Monymusk Irrigation System Rehabilitation Project- the NIC is supporting the Monymusk sugar cane cultivation by operating the irrigation system
-Twenty three (23) of forty pumps now operational
-Provided service to 17 farmers on 2,236.26 hectares of land.
-Provided employment for 40 persons (18 skilled and 22 unskilled)
Old Harbour Canal (Phase 1) Rehabilitation of 840 metres of concrete lined canal network
-Reduction in water loss of 18%
-Improved service to 150 hectares of land and to 30 farmers
-Provided employment for 30 temporary skilled and unskilled labourers
-Project duration: September to December 2016.
RIVER CLEANING, ST. ELIZABETH
Cleaned the Black River Upper and Lower Morass areas of aquatic growing plants and remove silt in order to mitigate against flooding of residential and farming communities.
-Total of 63.56 km cleaned in the Upper and Lower Morass areas.
-Project duration: October 2016 to December 2016
-34 contractors were employed for the period
-1,583 temporary unskilled labourers were employed
-This activity contributes to the tourism industry in the area.
IMPROVEMENT OF WATER QUALITY
Installation of four gravel filtration systems to improve water quality supplied to farmers in the Braco Irrigation District, Rio Cobre Irrigation District, Port Henderson,Yallahs – Plaintain Garden River (PGR) and Ebony Park.
-Reduction in sediments in the water supply
-Improved service to 643 hectares of land and 148 farmers
-Provided employment for 27 temporary skilled and unskilled labourers
-Project duration: May to December 2016.
IMPROVEMENT OF IRRIGATION SYSTEMS
Designed and constructed pump houses at Yallahs – Plaintain Garden (PGR) & Spring Plains/Ebony Park
-Improved service to 219 hectares of land and 115 farmers
-Increase in command area of 814 hectares
-Provided employment 35 temporary skilled and unskilled labourers
-Project duration: March to December 2016.
ESSEX VALLEY PROJECT, ST. ELIZABETH
To enhance the production and productivity of farmers on 700 hectares in Essex Valley
-Obtained Public Investment Management Secretarial (PIMSEC) approval
-Implementing Agencies NIC and Agro-Investment Corporation
-Implementation to commence during 2017/18 FY and be completed by March 31, 2020
-Grant Funds being finalized with the Caribbean Development Bank (CDB) for US$41.66M
-Expected to provide direct employment for a minimum of 360 individuals during construction- Labourers, Artisans, Contractors and Specialist Crews
-Additional 1,400 persons to be directly employed in farming activities.

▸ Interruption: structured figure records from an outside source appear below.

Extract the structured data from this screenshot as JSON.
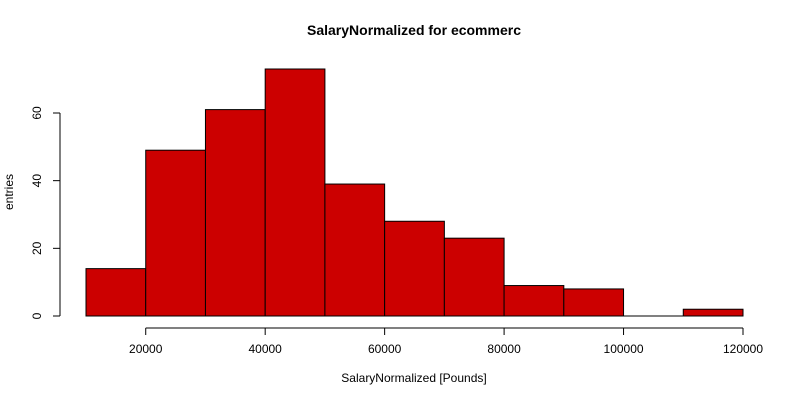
{
  "chart_data": {
    "type": "bar",
    "title": "SalaryNormalized for ecommerc",
    "xlabel": "SalaryNormalized [Pounds]",
    "ylabel": "entries",
    "bin_edges": [
      10000,
      20000,
      30000,
      40000,
      50000,
      60000,
      70000,
      80000,
      90000,
      100000,
      110000,
      120000
    ],
    "values": [
      14,
      49,
      61,
      73,
      39,
      28,
      23,
      9,
      8,
      0,
      2
    ],
    "xlim": [
      10000,
      120000
    ],
    "ylim": [
      0,
      73
    ],
    "x_ticks": [
      20000,
      40000,
      60000,
      80000,
      100000,
      120000
    ],
    "y_ticks": [
      0,
      20,
      40,
      60
    ],
    "grid": false,
    "bar_color": "#cc0000",
    "edge_color": "#000000"
  }
}
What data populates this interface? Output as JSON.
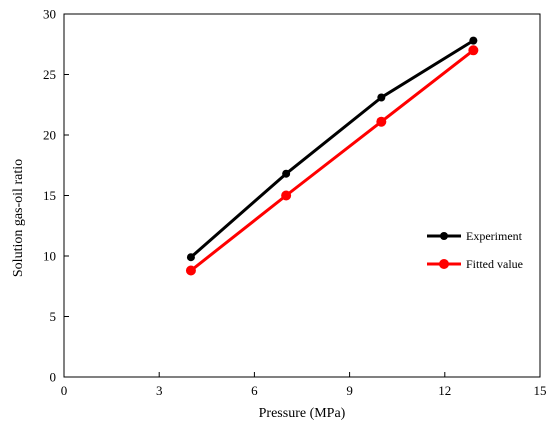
{
  "chart_data": {
    "type": "line",
    "title": "",
    "xlabel": "Pressure (MPa)",
    "ylabel": "Solution gas-oil ratio",
    "xlim": [
      0,
      15
    ],
    "ylim": [
      0,
      30
    ],
    "xticks": [
      0,
      3,
      6,
      9,
      12,
      15
    ],
    "yticks": [
      0,
      5,
      10,
      15,
      20,
      25,
      30
    ],
    "grid": false,
    "legend_position": "right",
    "series": [
      {
        "name": "Experiment",
        "color": "#000000",
        "x": [
          4,
          7,
          10,
          12.9
        ],
        "y": [
          9.9,
          16.8,
          23.1,
          27.8
        ]
      },
      {
        "name": "Fitted value",
        "color": "#ff0000",
        "x": [
          4,
          7,
          10,
          12.9
        ],
        "y": [
          8.8,
          15.0,
          21.1,
          27.0
        ]
      }
    ]
  }
}
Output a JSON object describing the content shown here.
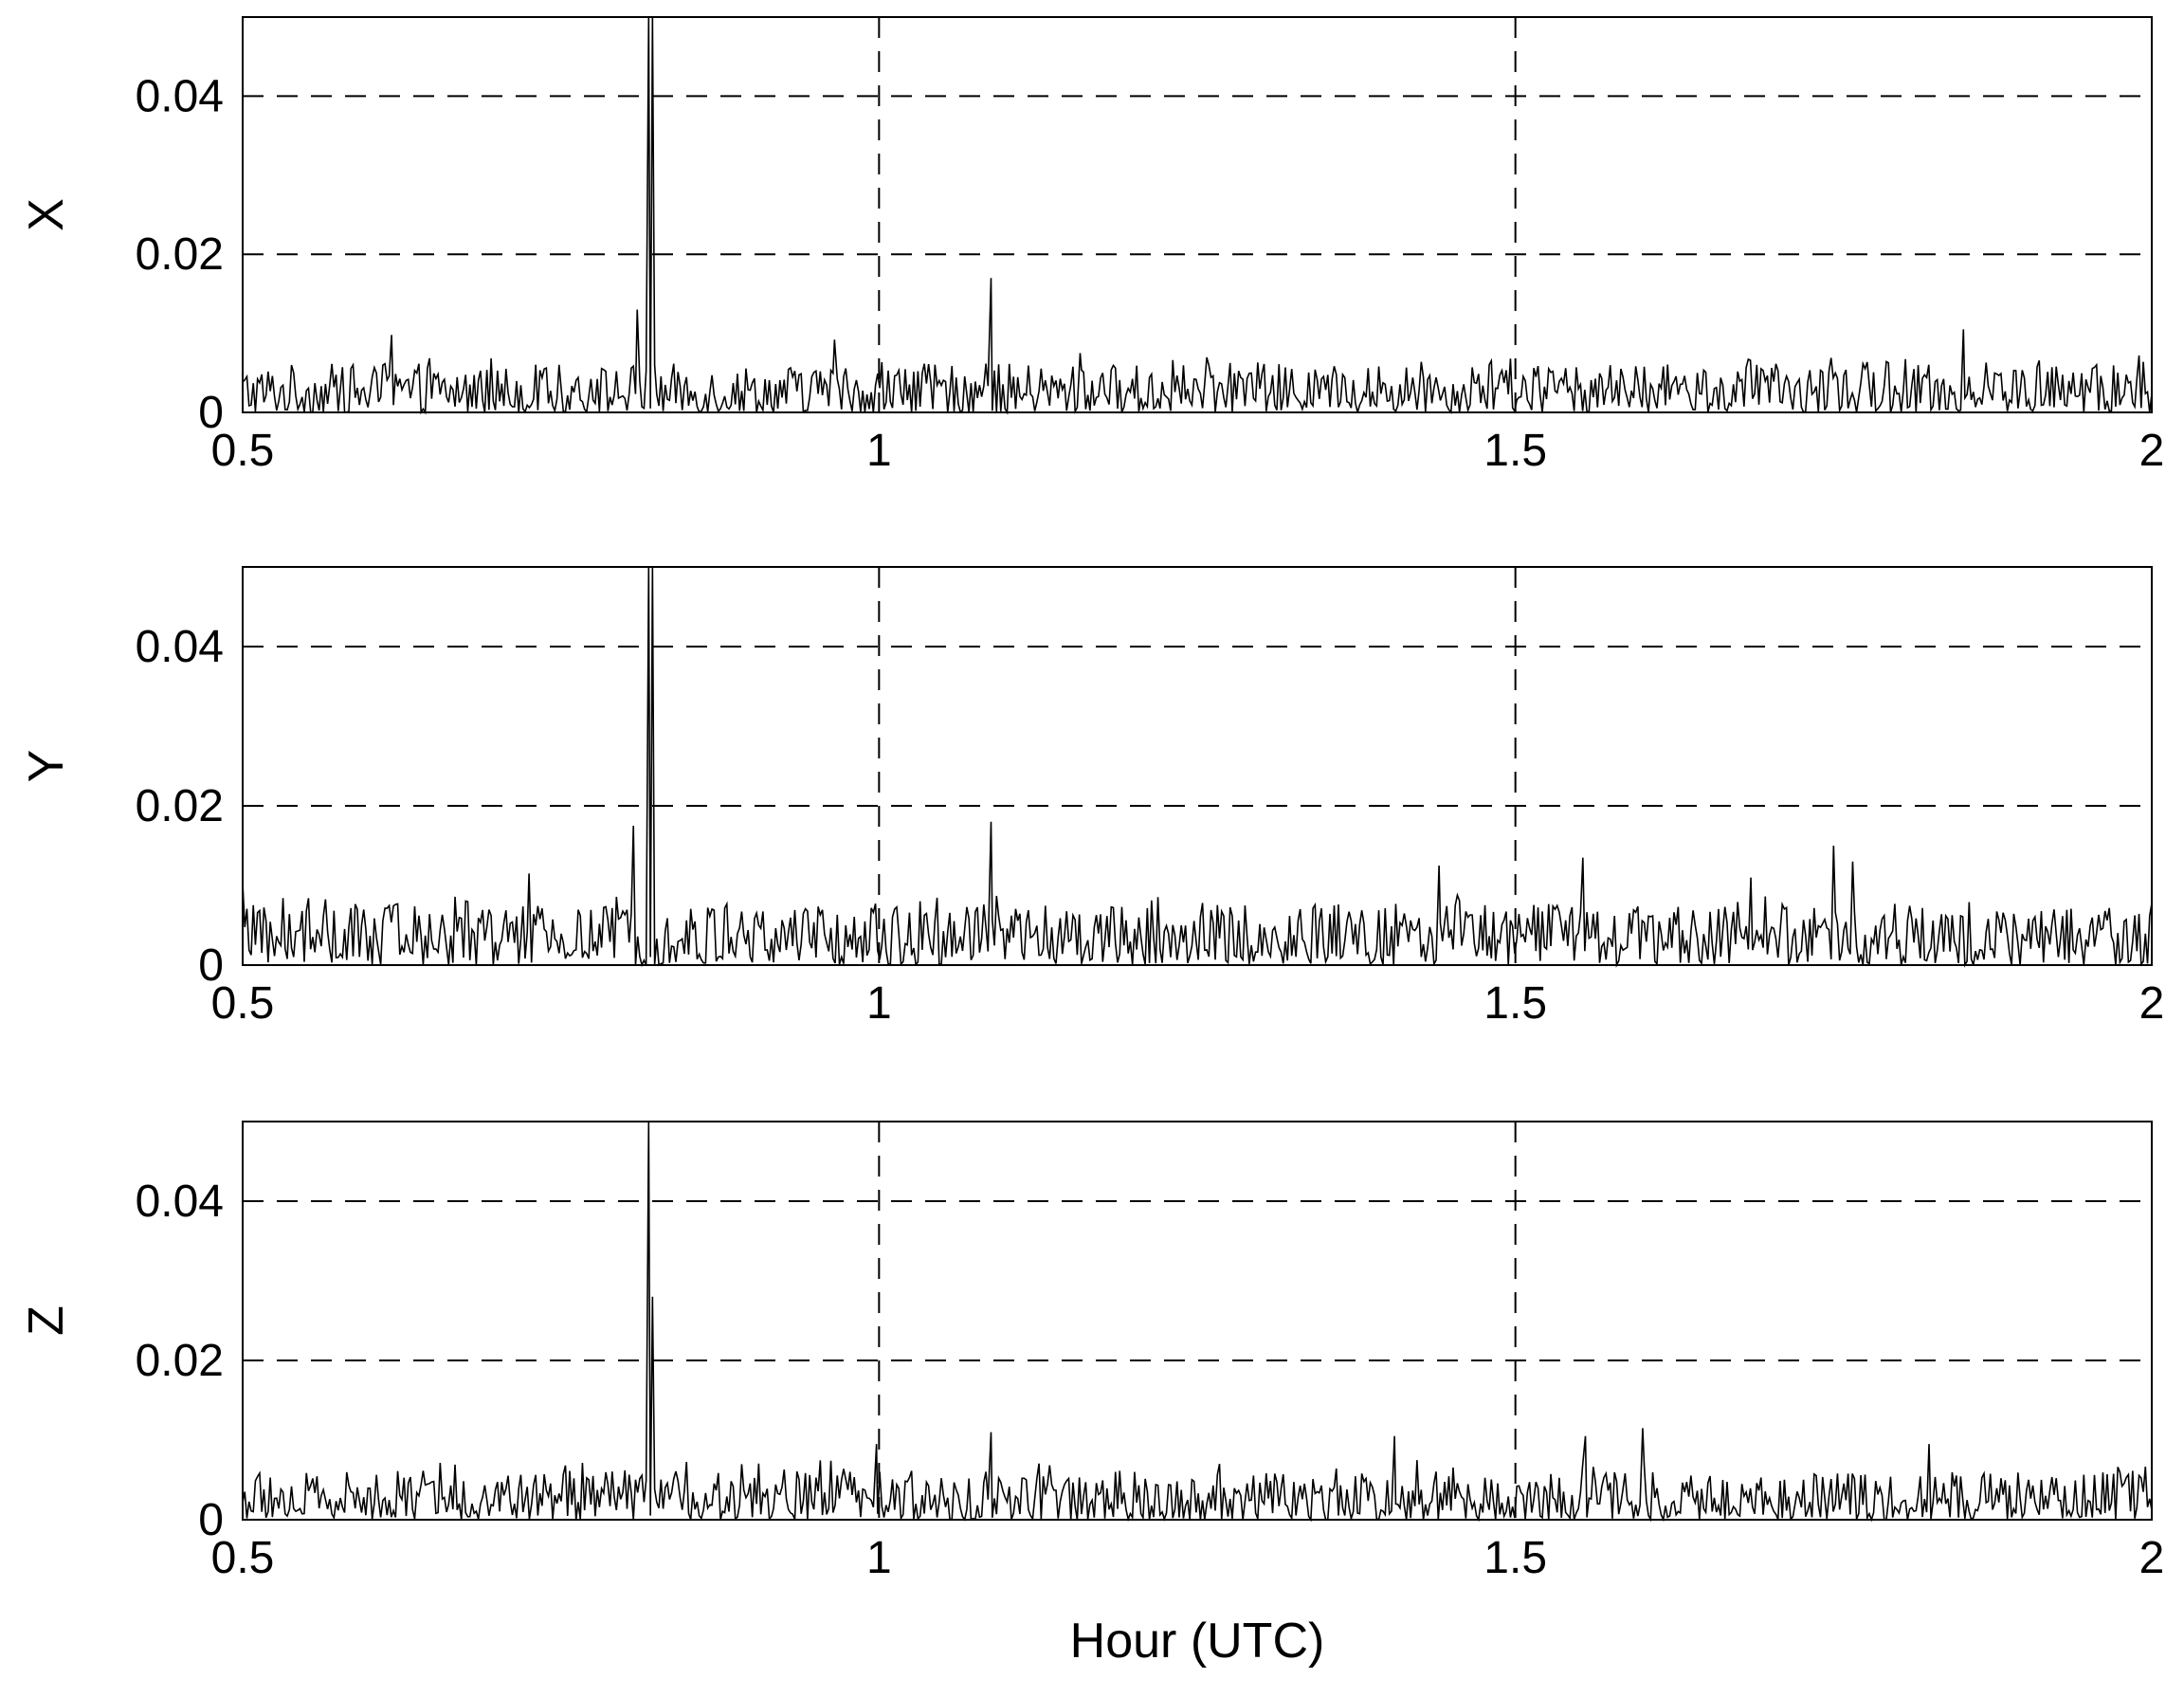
{
  "chart_data": {
    "type": "line",
    "xlabel": "Hour (UTC)",
    "xlim": [
      0.5,
      2
    ],
    "x_ticks": [
      0.5,
      1,
      1.5,
      2
    ],
    "x_tick_labels": [
      "0.5",
      "1",
      "1.5",
      "2"
    ],
    "grid": "dashed",
    "line_color": "#000000",
    "panels": [
      {
        "ylabel": "X",
        "ylim": [
          0,
          0.05
        ],
        "y_ticks": [
          0,
          0.02,
          0.04
        ],
        "y_tick_labels": [
          "0",
          "0.02",
          "0.04"
        ],
        "series": {
          "baseline_mean": 0.0028,
          "baseline_peak": 0.007,
          "spikes": [
            {
              "x": 0.819,
              "y": 0.05
            },
            {
              "x": 0.822,
              "y": 0.05
            },
            {
              "x": 0.81,
              "y": 0.013
            },
            {
              "x": 0.617,
              "y": 0.0098
            },
            {
              "x": 0.965,
              "y": 0.0092
            },
            {
              "x": 1.088,
              "y": 0.017
            },
            {
              "x": 1.158,
              "y": 0.0075
            },
            {
              "x": 1.852,
              "y": 0.0105
            },
            {
              "x": 1.99,
              "y": 0.0072
            }
          ]
        }
      },
      {
        "ylabel": "Y",
        "ylim": [
          0,
          0.05
        ],
        "y_ticks": [
          0,
          0.02,
          0.04
        ],
        "y_tick_labels": [
          "0",
          "0.02",
          "0.04"
        ],
        "series": {
          "baseline_mean": 0.0035,
          "baseline_peak": 0.009,
          "spikes": [
            {
              "x": 0.819,
              "y": 0.05
            },
            {
              "x": 0.822,
              "y": 0.05
            },
            {
              "x": 0.807,
              "y": 0.0175
            },
            {
              "x": 0.5,
              "y": 0.0103
            },
            {
              "x": 0.725,
              "y": 0.0115
            },
            {
              "x": 1.088,
              "y": 0.018
            },
            {
              "x": 1.44,
              "y": 0.0125
            },
            {
              "x": 1.553,
              "y": 0.0135
            },
            {
              "x": 1.685,
              "y": 0.011
            },
            {
              "x": 1.75,
              "y": 0.015
            },
            {
              "x": 1.765,
              "y": 0.013
            }
          ]
        }
      },
      {
        "ylabel": "Z",
        "ylim": [
          0,
          0.05
        ],
        "y_ticks": [
          0,
          0.02,
          0.04
        ],
        "y_tick_labels": [
          "0",
          "0.02",
          "0.04"
        ],
        "series": {
          "baseline_mean": 0.0028,
          "baseline_peak": 0.0075,
          "spikes": [
            {
              "x": 0.819,
              "y": 0.05
            },
            {
              "x": 0.822,
              "y": 0.028
            },
            {
              "x": 0.998,
              "y": 0.0095
            },
            {
              "x": 1.088,
              "y": 0.011
            },
            {
              "x": 1.405,
              "y": 0.0105
            },
            {
              "x": 1.555,
              "y": 0.0105
            },
            {
              "x": 1.6,
              "y": 0.0115
            },
            {
              "x": 1.825,
              "y": 0.0095
            }
          ]
        }
      }
    ]
  }
}
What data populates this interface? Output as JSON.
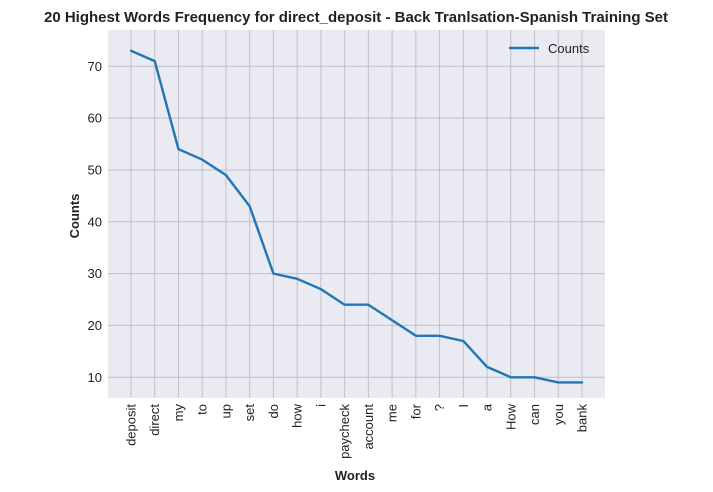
{
  "chart_data": {
    "type": "line",
    "title": "20 Highest Words Frequency for direct_deposit - Back Tranlsation-Spanish Training Set",
    "xlabel": "Words",
    "ylabel": "Counts",
    "categories": [
      "deposit",
      "direct",
      "my",
      "to",
      "up",
      "set",
      "do",
      "how",
      "i",
      "paycheck",
      "account",
      "me",
      "for",
      "?",
      "I",
      "a",
      "How",
      "can",
      "you",
      "bank"
    ],
    "series": [
      {
        "name": "Counts",
        "values": [
          73,
          71,
          54,
          52,
          49,
          43,
          30,
          29,
          27,
          24,
          24,
          21,
          18,
          18,
          17,
          12,
          10,
          10,
          9,
          9
        ],
        "color": "#1f77b4"
      }
    ],
    "yticks": [
      10,
      20,
      30,
      40,
      50,
      60,
      70
    ],
    "ylim": [
      6,
      77
    ],
    "grid": true,
    "legend_position": "upper right",
    "background_color": "#eaeaf2",
    "grid_color": "#c0c0c8"
  }
}
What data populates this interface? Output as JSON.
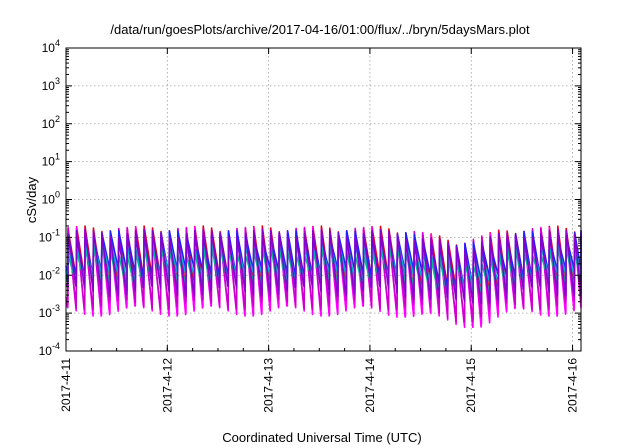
{
  "chart_data": {
    "type": "line",
    "title": "/data/run/goesPlots/archive/2017-04-16/01:00/flux/../bryn/5daysMars.plot",
    "xlabel": "Coordinated Universal Time (UTC)",
    "ylabel": "cSv/day",
    "yscale": "log",
    "ylim": [
      0.0001,
      10000
    ],
    "xlim": [
      "2017-04-11T00:00",
      "2017-04-16T02:00"
    ],
    "grid": true,
    "legend": "none",
    "x_tick_labels": [
      "2017-4-11",
      "2017-4-12",
      "2017-4-13",
      "2017-4-14",
      "2017-4-15",
      "2017-4-16"
    ],
    "y_tick_labels": [
      {
        "base": "10",
        "exp": "-4"
      },
      {
        "base": "10",
        "exp": "-3"
      },
      {
        "base": "10",
        "exp": "-2"
      },
      {
        "base": "10",
        "exp": "-1"
      },
      {
        "base": "10",
        "exp": "0"
      },
      {
        "base": "10",
        "exp": "1"
      },
      {
        "base": "10",
        "exp": "2"
      },
      {
        "base": "10",
        "exp": "3"
      },
      {
        "base": "10",
        "exp": "4"
      }
    ],
    "periodic_pattern": {
      "description_period_hours": 2,
      "first_peak_time": "2017-04-11T00:30",
      "last_time": "2017-04-16T02:00"
    },
    "series": [
      {
        "color": "#e6001a",
        "peak": 0.16,
        "trough": 0.0075
      },
      {
        "color": "#ff00ff",
        "peak": 0.15,
        "trough": 0.0012
      },
      {
        "color": "#cc00cc",
        "peak": 0.14,
        "trough": 0.0018
      },
      {
        "color": "#2020ff",
        "peak": 0.12,
        "trough": 0.012
      },
      {
        "color": "#00aacc",
        "peak": 0.07,
        "trough": 0.009
      },
      {
        "color": "#00b894",
        "peak": 0.045,
        "trough": 0.006
      },
      {
        "color": "#8800cc",
        "peak": 0.13,
        "trough": 0.004
      }
    ]
  }
}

Implementation of cost saving measures such as: Irrigation scheduling, Rate Changes (JPS) and Installation of Variable Frequency Drives (VFDs)
-Approx.. 8% savings in energy cost with a value of $20M has been achieved.
SCHOLARSHIP AWARDS 2015/16 – 2016/17
Fourteen Scholarships valued at over Seven Hundred Thousand Dollars ($700,000.00) were awarded to Secondary and Tertiary students who are children of employees at NIC.
The National Irrigation Commission Limited (NIC) is an Agency of the Ministry of Economic Growth and Job Creation with the main objectives to manage, operate, maintain and expand existing and future irrigation schemes and systems.